Oil prices are back on the rise as supply fears overtake recession fears. The question we’ve kept asking is if the demand is so bad, then why are supplies so tight, and now the market’s starting to ask those same questions.
Europe is crafting a plan to conserve energy as Europeans face bleak prospects going into winter due to their failed fanciful green energy transition. Europe is already facing the real prospect that Russia will use natural gas and oil as a weapon against the continent and is crafting a plan to cut energy use and enforce rationing across the EU block.
Last Week EU President Ursula von der Leyen released a 5-point plan that still might not be sufficient if Russia cuts off supply. The first one was demand reduction. The second step is: Diversify away from Russian fossil fuels. The third step is “massive investments in renewables.”
Sure! Why not double down on a bad policy that created the worst energy crisis in history? The other courses are the old reliable price caps and windfall profit tax, both of which are short-term band-aids it will cause much bigger problems in the future.
Yet despite the clear evidence that bad energy policy in Europe is causing a major crisis, the Biden administration continues to want to double down on its anti-fossil fuel policies. There is clear evidence that their proposed transition may be impossible to materialize. Their ideology will not allow them to see what a foolish and dangerous path this puts the country and the world on.
The oil prices are recovering from the Labor Day holiday. The drop in oil prices has a three-day holiday check, whether it’s Thanksgiving, Christmas, or Juneteenth. You name it; oil prices almost always sell off right around a three-day holiday.
Oil is getting a reality check even though we could see a big building inventory this week. The Strategic Petroleum Reserve announced that they released 8.4 million barrels from supply last week, which puts the SPR inventories at 434.1 million barrels, and that is the lowest since October of 1984. Yet even this supply surge may not cool off the energy rally too much because winter is coming, and winter fuels are disturbingly low. When you look at distillate supply around the globe, it is in very tight supply. Europe is in desperate need of it, and in the United States in the northeast, supplies are well below normal and not very comfortable going into winter.
John Kemp at Reuter writes that the northwest Europe benchmark gas futures contract for deliveries in January 2023, the heart of next winter, has fallen to less than €200 per megawatt-hour from a peak of €345 in late August. Higher inventories in seasonal storage have reduced the probability of stocks running out. Plans for significant voluntary and mandatory reductions in gas and electricity consumption and the increasing probability of a region-wide recession will also lessen the pressure on stocks in the event gas supplies from Russia are disrupted.
The Department of Energy is also warning that Northeast distillate supplies are at the lowest level since 2022. The EIA says that:
“Distillate stocks in U.S. New England and Central Atlantic states fall too low levels.”

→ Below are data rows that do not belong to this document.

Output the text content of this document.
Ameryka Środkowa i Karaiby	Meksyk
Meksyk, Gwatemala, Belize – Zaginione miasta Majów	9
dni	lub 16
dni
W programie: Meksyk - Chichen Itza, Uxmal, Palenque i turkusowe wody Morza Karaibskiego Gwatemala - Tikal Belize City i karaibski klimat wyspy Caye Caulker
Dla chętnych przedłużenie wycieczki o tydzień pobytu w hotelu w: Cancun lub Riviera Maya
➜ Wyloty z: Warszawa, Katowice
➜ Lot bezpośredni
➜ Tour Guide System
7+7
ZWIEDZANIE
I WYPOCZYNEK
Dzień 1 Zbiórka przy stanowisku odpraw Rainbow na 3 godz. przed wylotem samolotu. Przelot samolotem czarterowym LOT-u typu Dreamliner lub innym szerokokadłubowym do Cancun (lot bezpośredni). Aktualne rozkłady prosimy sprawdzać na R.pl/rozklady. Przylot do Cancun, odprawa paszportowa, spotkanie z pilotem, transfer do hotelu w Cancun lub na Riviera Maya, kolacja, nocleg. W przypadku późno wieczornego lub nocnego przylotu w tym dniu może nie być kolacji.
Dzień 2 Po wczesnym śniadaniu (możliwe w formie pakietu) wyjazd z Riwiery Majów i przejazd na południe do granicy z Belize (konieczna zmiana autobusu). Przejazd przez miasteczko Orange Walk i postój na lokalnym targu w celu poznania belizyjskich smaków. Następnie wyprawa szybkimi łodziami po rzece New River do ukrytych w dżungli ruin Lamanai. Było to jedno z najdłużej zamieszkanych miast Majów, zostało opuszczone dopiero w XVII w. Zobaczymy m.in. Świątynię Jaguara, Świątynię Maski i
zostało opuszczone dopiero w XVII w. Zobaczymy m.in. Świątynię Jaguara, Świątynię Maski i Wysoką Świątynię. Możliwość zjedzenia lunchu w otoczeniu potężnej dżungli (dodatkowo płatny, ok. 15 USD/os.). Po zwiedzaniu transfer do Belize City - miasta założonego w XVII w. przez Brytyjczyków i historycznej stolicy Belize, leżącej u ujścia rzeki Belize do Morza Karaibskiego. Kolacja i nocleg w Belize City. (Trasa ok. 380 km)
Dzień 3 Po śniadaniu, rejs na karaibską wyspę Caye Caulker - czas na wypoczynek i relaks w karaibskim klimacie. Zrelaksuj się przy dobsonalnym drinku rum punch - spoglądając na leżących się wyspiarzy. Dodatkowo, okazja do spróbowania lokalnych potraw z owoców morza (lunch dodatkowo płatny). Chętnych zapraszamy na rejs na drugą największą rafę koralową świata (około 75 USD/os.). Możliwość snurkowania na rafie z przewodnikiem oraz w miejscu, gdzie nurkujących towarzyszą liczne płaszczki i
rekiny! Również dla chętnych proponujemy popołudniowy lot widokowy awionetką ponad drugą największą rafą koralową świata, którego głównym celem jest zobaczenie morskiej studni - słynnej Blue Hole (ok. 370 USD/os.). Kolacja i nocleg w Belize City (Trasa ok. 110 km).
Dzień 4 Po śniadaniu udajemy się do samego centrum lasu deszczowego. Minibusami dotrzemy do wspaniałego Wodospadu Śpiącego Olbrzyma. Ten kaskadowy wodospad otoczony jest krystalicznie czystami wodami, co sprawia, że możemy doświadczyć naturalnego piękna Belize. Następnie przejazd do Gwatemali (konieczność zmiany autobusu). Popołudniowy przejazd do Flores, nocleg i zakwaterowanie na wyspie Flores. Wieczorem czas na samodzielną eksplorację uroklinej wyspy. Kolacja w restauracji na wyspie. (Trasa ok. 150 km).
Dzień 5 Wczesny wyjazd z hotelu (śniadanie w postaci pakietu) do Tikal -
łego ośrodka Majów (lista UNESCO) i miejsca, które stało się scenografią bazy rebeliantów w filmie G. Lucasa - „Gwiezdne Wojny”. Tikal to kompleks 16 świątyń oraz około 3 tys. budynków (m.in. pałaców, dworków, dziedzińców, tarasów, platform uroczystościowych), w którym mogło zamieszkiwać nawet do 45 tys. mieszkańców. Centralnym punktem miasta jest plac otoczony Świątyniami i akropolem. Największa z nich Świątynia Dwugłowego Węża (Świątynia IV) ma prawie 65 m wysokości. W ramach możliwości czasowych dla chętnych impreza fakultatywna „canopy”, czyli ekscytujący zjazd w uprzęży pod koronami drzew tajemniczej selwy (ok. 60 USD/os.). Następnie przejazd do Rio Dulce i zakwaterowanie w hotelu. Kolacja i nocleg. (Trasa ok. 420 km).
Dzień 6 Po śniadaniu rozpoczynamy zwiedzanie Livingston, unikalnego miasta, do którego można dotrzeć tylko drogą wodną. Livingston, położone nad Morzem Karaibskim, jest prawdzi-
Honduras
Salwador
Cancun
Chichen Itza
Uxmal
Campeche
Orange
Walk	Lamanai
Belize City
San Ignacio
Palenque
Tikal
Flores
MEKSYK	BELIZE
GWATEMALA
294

Distillate fuel oil stocks at refineries, bulk terminals, and natural gas plants in New England states were the lowest in several years as of June 2022, according to our latest Petroleum Supply Monthly (PSM). Among the six states in New England (Connecticut, Maine, Massachusetts, New Hampshire, Rhode Island, and Vermont), distillate stocks ranged from 90% less than the five-year (2017–21) average in Vermont to 32% below average in New Hampshire at the end of June 2022.
Distillate stocks were low in Central Atlantic states, too. Of the region’s five states (Delaware, Maryland, New Jersey, New York, and Pennsylvania), distillate stocks ranged from 70% less than the five-year average in Maryland to 15% above average in Delaware. These monthly stocks exclude those held within the Northeast Home Heating Oil Reserve (NEHHOR) and New York State Strategic Fuel Reserve, which collectively can hold more than 1 million barrels of distillate fuel oil. NEHHOR was established in 2000, and stocks from the NEHHOR have only been released once, in November 2012, following Hurricane Sandy.
Despite more mild weather and strong production, natural gas prices are looking at the bigger picture over winter, where we can expect higher prices. The market is also anticipating the reopening of the Freeport LNG export facility at some point and assumes that the EPA will back off pressure on other LNG export terminals.